[<prev] [next>] [<thread-prev] [thread-next>] [day] [month] [year] [list]
Message-ID: <9ca4dad6-61bd-4d98-bcb2-f69be6696deb@intel.com>
Date: Thu, 22 Aug 2024 18:16:27 +0200
From: Alexander Lobakin <aleksander.lobakin@...el.com>
To: Wojciech Drewek <wojciech.drewek@...el.com>
CC: <netdev@...r.kernel.org>, <intel-wired-lan@...ts.osuosl.org>,
<horms@...nel.org>, <anthony.l.nguyen@...el.com>, <kuba@...nel.org>,
<alexandr.lobakin@...el.com>
Subject: Re: [PATCH iwl-next v10 10/14] iavf: define Rx descriptors as qwords
From: Wojciech Drewek <wojciech.drewek@...el.com>
Date: Wed, 21 Aug 2024 14:15:35 +0200
> From: Mateusz Polchlopek <mateusz.polchlopek@...el.com>
>
> The union iavf_32byte_rx_desc consists of two unnamed structs defined
> inside. One of them represents legacy 32 byte descriptor and second the
> 16 byte descriptor (extended to 32 byte). Each of them consists of
> bunch of unions, structs and __le fields that represent specific fields
> in descriptor.
[...]
> @@ -901,19 +901,18 @@ bool iavf_alloc_rx_buffers(struct iavf_ring *rx_ring, u16 cleaned_count)
> * @skb: skb currently being received and modified
> * @rx_desc: the receive descriptor
> **/
> -static void iavf_rx_checksum(struct iavf_vsi *vsi,
> - struct sk_buff *skb,
> - union iavf_rx_desc *rx_desc)
> +static void iavf_rx_checksum(struct iavf_vsi *vsi, struct sk_buff *skb,
> + struct iavf_rx_desc *rx_desc)
> {
> struct libeth_rx_pt decoded;
> u32 rx_error, rx_status;
> bool ipv4, ipv6;
> - u8 ptype;
> u64 qword;
> + u8 ptype;
Oops, please fix this where you're introducing this.

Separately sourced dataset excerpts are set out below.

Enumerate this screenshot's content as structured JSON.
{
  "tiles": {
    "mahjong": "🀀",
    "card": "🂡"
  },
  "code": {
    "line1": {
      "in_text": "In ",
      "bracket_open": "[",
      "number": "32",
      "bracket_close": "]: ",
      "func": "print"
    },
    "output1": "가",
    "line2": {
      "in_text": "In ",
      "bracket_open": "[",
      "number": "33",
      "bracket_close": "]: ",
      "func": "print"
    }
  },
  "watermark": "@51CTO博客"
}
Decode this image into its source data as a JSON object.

Also, I don't think it's a good idea to limit ptype to u8. ice supports
up to 1024 ptypes, while u8 is [0...255]. u16 would be fine (I suggested
using 14 bits for it in libeth_rqe_info). But on the stack, I'd just go
with u32.
Please correct all the places where it's u8.
>
> skb->ip_summed = CHECKSUM_NONE;
>
> - qword = le64_to_cpu(rx_desc->wb.qword1.status_error_len);
> + qword = le64_to_cpu(rx_desc->qw1);
> ptype = FIELD_GET(IAVF_RXD_QW1_PTYPE_MASK, qword);
>
> decoded = libie_rx_pt_parse(ptype);
[...]
> @@ -1143,7 +1142,8 @@ static int iavf_clean_rx_irq(struct iavf_ring *rx_ring, int budget)
>
> while (likely(total_rx_packets < (unsigned int)budget)) {
> struct libeth_fqe *rx_buffer;
> - union iavf_rx_desc *rx_desc;
> + struct iavf_rx_desc *rx_desc;
> + u16 ext_status = 0;
> unsigned int size;
> u16 vlan_tag = 0;
> u8 rx_ptype;
> @@ -1163,7 +1163,7 @@ static int iavf_clean_rx_irq(struct iavf_ring *rx_ring, int budget)

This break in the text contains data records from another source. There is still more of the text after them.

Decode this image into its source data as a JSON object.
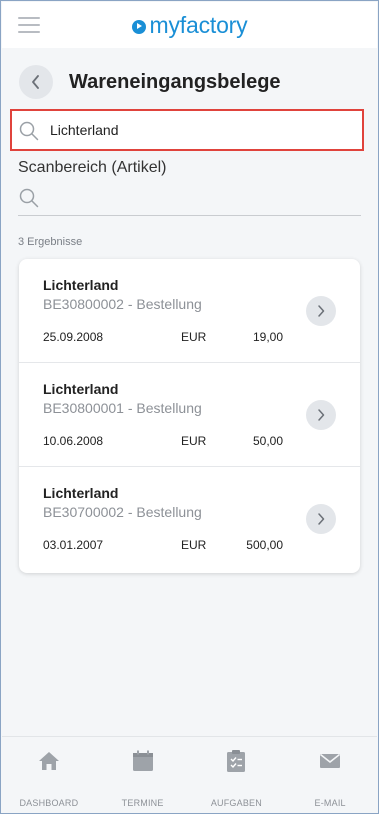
{
  "app": {
    "brand": "myfactory"
  },
  "header": {
    "title": "Wareneingangsbelege"
  },
  "search": {
    "value": "Lichterland"
  },
  "scan": {
    "label": "Scanbereich (Artikel)"
  },
  "results": {
    "count_label": "3 Ergebnisse",
    "items": [
      {
        "name": "Lichterland",
        "doc": "BE30800002 - Bestellung",
        "date": "25.09.2008",
        "currency": "EUR",
        "amount": "19,00"
      },
      {
        "name": "Lichterland",
        "doc": "BE30800001 - Bestellung",
        "date": "10.06.2008",
        "currency": "EUR",
        "amount": "50,00"
      },
      {
        "name": "Lichterland",
        "doc": "BE30700002 - Bestellung",
        "date": "03.01.2007",
        "currency": "EUR",
        "amount": "500,00"
      }
    ]
  },
  "nav": {
    "items": [
      {
        "label": "DASHBOARD",
        "icon": "home-icon"
      },
      {
        "label": "TERMINE",
        "icon": "calendar-icon"
      },
      {
        "label": "AUFGABEN",
        "icon": "clipboard-check-icon"
      },
      {
        "label": "E-MAIL",
        "icon": "mail-icon"
      }
    ]
  },
  "colors": {
    "brand": "#1a8fd6",
    "highlight_border": "#e0433c",
    "background": "#f4f6f8"
  }
}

> * which is always zero because packet split isn't used, if the
> * hardware wrote DD then the length will be non-zero
> */
> - qword = le64_to_cpu(rx_desc->wb.qword1.status_error_len);
> + qword = le64_to_cpu(rx_desc->qw1);
>
> /* This memory barrier is needed to keep us from reading
> * any other fields out of the rx_desc until we have
> @@ -1219,7 +1219,7 @@ static int iavf_clean_rx_irq(struct iavf_ring *rx_ring, int budget)

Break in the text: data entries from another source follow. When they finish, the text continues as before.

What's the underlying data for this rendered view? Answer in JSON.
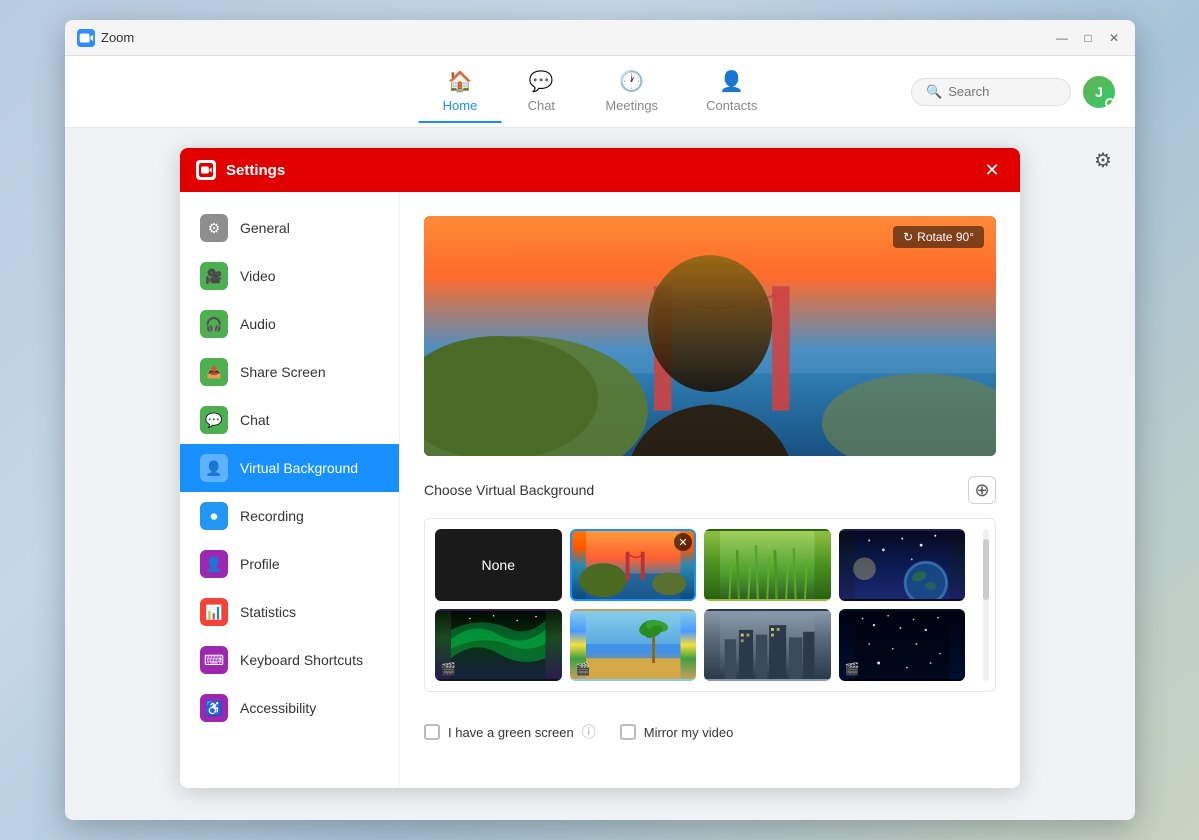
{
  "app": {
    "title": "Zoom",
    "window_controls": {
      "minimize": "—",
      "maximize": "□",
      "close": "✕"
    }
  },
  "nav": {
    "tabs": [
      {
        "id": "home",
        "label": "Home",
        "icon": "🏠",
        "active": true
      },
      {
        "id": "chat",
        "label": "Chat",
        "icon": "💬",
        "active": false
      },
      {
        "id": "meetings",
        "label": "Meetings",
        "icon": "🕐",
        "active": false
      },
      {
        "id": "contacts",
        "label": "Contacts",
        "icon": "👤",
        "active": false
      }
    ],
    "search": {
      "placeholder": "Search"
    }
  },
  "settings": {
    "title": "Settings",
    "close_btn": "✕",
    "active_section": "Virtual Background",
    "sidebar_items": [
      {
        "id": "general",
        "label": "General",
        "icon": "⚙"
      },
      {
        "id": "video",
        "label": "Video",
        "icon": "📹"
      },
      {
        "id": "audio",
        "label": "Audio",
        "icon": "🎧"
      },
      {
        "id": "share-screen",
        "label": "Share Screen",
        "icon": "📱"
      },
      {
        "id": "chat",
        "label": "Chat",
        "icon": "💬"
      },
      {
        "id": "virtual-background",
        "label": "Virtual Background",
        "icon": "👤",
        "active": true
      },
      {
        "id": "recording",
        "label": "Recording",
        "icon": "⏺"
      },
      {
        "id": "profile",
        "label": "Profile",
        "icon": "👤"
      },
      {
        "id": "statistics",
        "label": "Statistics",
        "icon": "📊"
      },
      {
        "id": "keyboard-shortcuts",
        "label": "Keyboard Shortcuts",
        "icon": "⌨"
      },
      {
        "id": "accessibility",
        "label": "Accessibility",
        "icon": "♿"
      }
    ],
    "content": {
      "rotate_btn": "↻ Rotate 90°",
      "section_title": "Choose Virtual Background",
      "add_btn": "⊕",
      "vbg_items": [
        {
          "id": "none",
          "label": "None",
          "type": "none"
        },
        {
          "id": "bridge",
          "label": "Golden Gate Bridge",
          "type": "image",
          "selected": true
        },
        {
          "id": "grass",
          "label": "Grass Field",
          "type": "image"
        },
        {
          "id": "space",
          "label": "Space",
          "type": "image"
        },
        {
          "id": "aurora",
          "label": "Aurora",
          "type": "video"
        },
        {
          "id": "beach",
          "label": "Beach",
          "type": "video"
        },
        {
          "id": "city",
          "label": "City",
          "type": "image"
        },
        {
          "id": "stars",
          "label": "Stars",
          "type": "video"
        }
      ],
      "checkboxes": [
        {
          "id": "green-screen",
          "label": "I have a green screen",
          "checked": false,
          "has_info": true
        },
        {
          "id": "mirror-video",
          "label": "Mirror my video",
          "checked": false,
          "has_info": false
        }
      ]
    }
  }
}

> /* probably a little skewed due to removing CRC */
> total_rx_bytes += skb->len;
>
> - qword = le64_to_cpu(rx_desc->wb.qword1.status_error_len);
> + qword = le64_to_cpu(rx_desc->qw1);
So here you have multiple reads of the same qword within this function.
I think instead of just 1 variable, you need to define several, like
u64 qw0, qw2, ...
then read them from the descriptor where you need them for the first
time, and then just use onstack value for the rest of the function.
> rx_ptype = FIELD_GET(IAVF_RXD_QW1_PTYPE_MASK, qword);
>
> /* populate checksum, VLAN, and protocol */
> @@ -1227,11 +1227,16 @@ static int iavf_clean_rx_irq(struct iavf_ring *rx_ring, int budget)
>
> if (qword & BIT(IAVF_RX_DESC_STATUS_L2TAG1P_SHIFT) &&
> rx_ring->flags & IAVF_TXRX_FLAGS_VLAN_TAG_LOC_L2TAG1)
> - vlan_tag = le16_to_cpu(rx_desc->wb.qword0.lo_dword.l2tag1);
> - if (rx_desc->wb.qword2.ext_status &
> - cpu_to_le16(BIT(IAVF_RX_DESC_EXT_STATUS_L2TAG2P_SHIFT)) &&
> - rx_ring->flags & IAVF_RXR_FLAGS_VLAN_TAG_LOC_L2TAG2_2)
> - vlan_tag = le16_to_cpu(rx_desc->wb.qword2.l2tag2_2);
> + vlan_tag = le64_get_bits(rx_desc->qw0,
> + IAVF_RXD_LEGACY_L2TAG1_M);
> +
> + ext_status = le64_get_bits(rx_desc->qw2,
> + IAVF_RXD_LEGACY_EXT_STATUS_M);
> +
> + if ((ext_status & IAVF_RX_DESC_EXT_STATUS_L2TAG2P_M) &&
> + (rx_ring->flags & IAVF_RXR_FLAGS_VLAN_TAG_LOC_L2TAG2_2))
This second check for rx_ring->flags will be the same for the whole NAPI
polling loop. You can define a boolean on the stack outside the loop,
check this bit once and then just use this boolean here (*before*
checking for ext_status), it will be faster.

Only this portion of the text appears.